138 der ehemaligen Afag-Mitarbeiter haben sich beim Afag-Komitee zur Teilnahme angemeldet. Wegen Termin­überschneidungen und weiter Entfernung oder altersbedingt haben sich einige entschuldigt und die Einladung verdankt.

Grosses Interesse
Am Freitag, 2. Juni, konnte der Geschäftsführer Siegfried Egli in der Firma Afag die grosse Gruppe begrüssen. Anschliessend erfolgte in Gruppen ein Firmenrundgang. Einige von den Anwesenden waren vor 5, 10, 15, 20, 25, 30 oder mehr Jahren aus der Firma ausgetreten; damit war diese Einladung bei einigen auf grosses Interesse gestossen. Die Firma selber hat sich natürlich in all den Jahren massiv verändert.
 
Das Prinzip Wassergrill
In der «Buebeglugge» erfolgte die Präsentation des neuen Afag-Wassergrills, ein Projekt des Afag-Produkte-Entwicklungsteams, dem die Ideen noch nicht ausgehen … So entstand auch dieses neue Produkt vom Afag-Wassergrill.

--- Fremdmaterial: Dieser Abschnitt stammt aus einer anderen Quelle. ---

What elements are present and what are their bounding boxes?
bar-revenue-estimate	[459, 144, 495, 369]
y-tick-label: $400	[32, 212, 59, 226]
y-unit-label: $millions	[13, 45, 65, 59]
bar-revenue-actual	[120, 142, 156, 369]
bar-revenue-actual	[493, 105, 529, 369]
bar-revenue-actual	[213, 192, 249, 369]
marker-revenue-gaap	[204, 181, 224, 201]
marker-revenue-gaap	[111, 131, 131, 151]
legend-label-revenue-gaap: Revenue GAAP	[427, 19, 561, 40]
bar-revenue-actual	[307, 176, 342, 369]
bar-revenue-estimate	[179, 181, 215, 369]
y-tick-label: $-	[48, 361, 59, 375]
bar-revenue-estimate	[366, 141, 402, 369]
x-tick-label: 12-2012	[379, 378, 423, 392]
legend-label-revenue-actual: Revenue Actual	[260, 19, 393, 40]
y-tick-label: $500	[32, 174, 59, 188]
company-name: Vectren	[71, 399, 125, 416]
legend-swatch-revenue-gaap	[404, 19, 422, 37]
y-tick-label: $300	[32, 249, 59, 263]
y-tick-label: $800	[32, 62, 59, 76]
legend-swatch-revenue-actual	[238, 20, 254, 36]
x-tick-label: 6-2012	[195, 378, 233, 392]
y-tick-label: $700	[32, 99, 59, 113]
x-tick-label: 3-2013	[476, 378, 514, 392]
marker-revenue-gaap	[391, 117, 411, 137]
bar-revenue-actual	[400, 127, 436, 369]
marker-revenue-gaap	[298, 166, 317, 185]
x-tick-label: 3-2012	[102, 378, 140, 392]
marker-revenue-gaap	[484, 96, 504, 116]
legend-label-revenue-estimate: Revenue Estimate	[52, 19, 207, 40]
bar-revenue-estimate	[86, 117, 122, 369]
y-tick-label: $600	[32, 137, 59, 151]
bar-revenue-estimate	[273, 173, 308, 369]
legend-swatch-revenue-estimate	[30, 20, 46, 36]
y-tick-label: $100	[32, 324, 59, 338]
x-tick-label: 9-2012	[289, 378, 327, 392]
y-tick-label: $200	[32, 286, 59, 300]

Kurz gesagt: Man hat die Eingebung von einer Idee – man sucht im Metallabfall nach alten DVD-Halter-Säulen – man sucht nach zwei gleich grossen Fahrradfelgen – man konstruiert eine Zwischenwelle und schweisst darauf Aufnahmedorne für das Grillgut – die genannten Einzelteile montiert man auf eine Achse zusammen – man stellt die DVD-Ständer in diesem Fall in den Rotbach und beschwert die Ständerfüsse mit schweren Steinen – man hängt die Welle waagrecht in die DVD- Aufnahmeschlitze – man begibt sich zum Firmen Kaffee-Automaten und sucht nach 28 verbrauchten Kaffee-Plastikbechern (die Anzahl ist abhängig von den Rad-Durchmessern) – man nimmt die entsprechende Stückzahl von Kabelbindern zur Hand und begibt sich zum Wassergrill und befestigt die Becher auf den Felgenreifen – ein Kollege bringt von Zuhause die Kohlenwanne des Gartengrills zu der Brätli-stelle am Bach und stellt diese über der Wasserfläche unter die Grillstation – je nach dem Wasserstand kann der Grill direkt vom laufenden Bach betrieben werden oder man kann die Drehachse vom Wasser abheben und diese mit einer Fassungsleitung direkt auf die Wasserrad-Becher leiten.
Das Prinzip hat sich ganz offensichtlich bewährt: Der improvisierte Afag-Wassergrill hat während der ganzen Benutzungszeit einwandfrei funktioniert, zudem konnte man in den Schlitzen der DVD-Ständer die Essteller einschieben und diese zusätzlich vorwärmen.
Diese Überraschung kam natürlich bei den ehemaligen Afag-Mitarbeitenden und den Pensionären sehr gut an. Eben so gut angekommen war aber auch die Idee von diesem sicher einmaligen Afag-Revival-Treff.
Ein grosser Dank ging deshalb an die Afag und an die Organisatoren für diesen doch etwas speziellen und gelungenen Überraschungs-Event.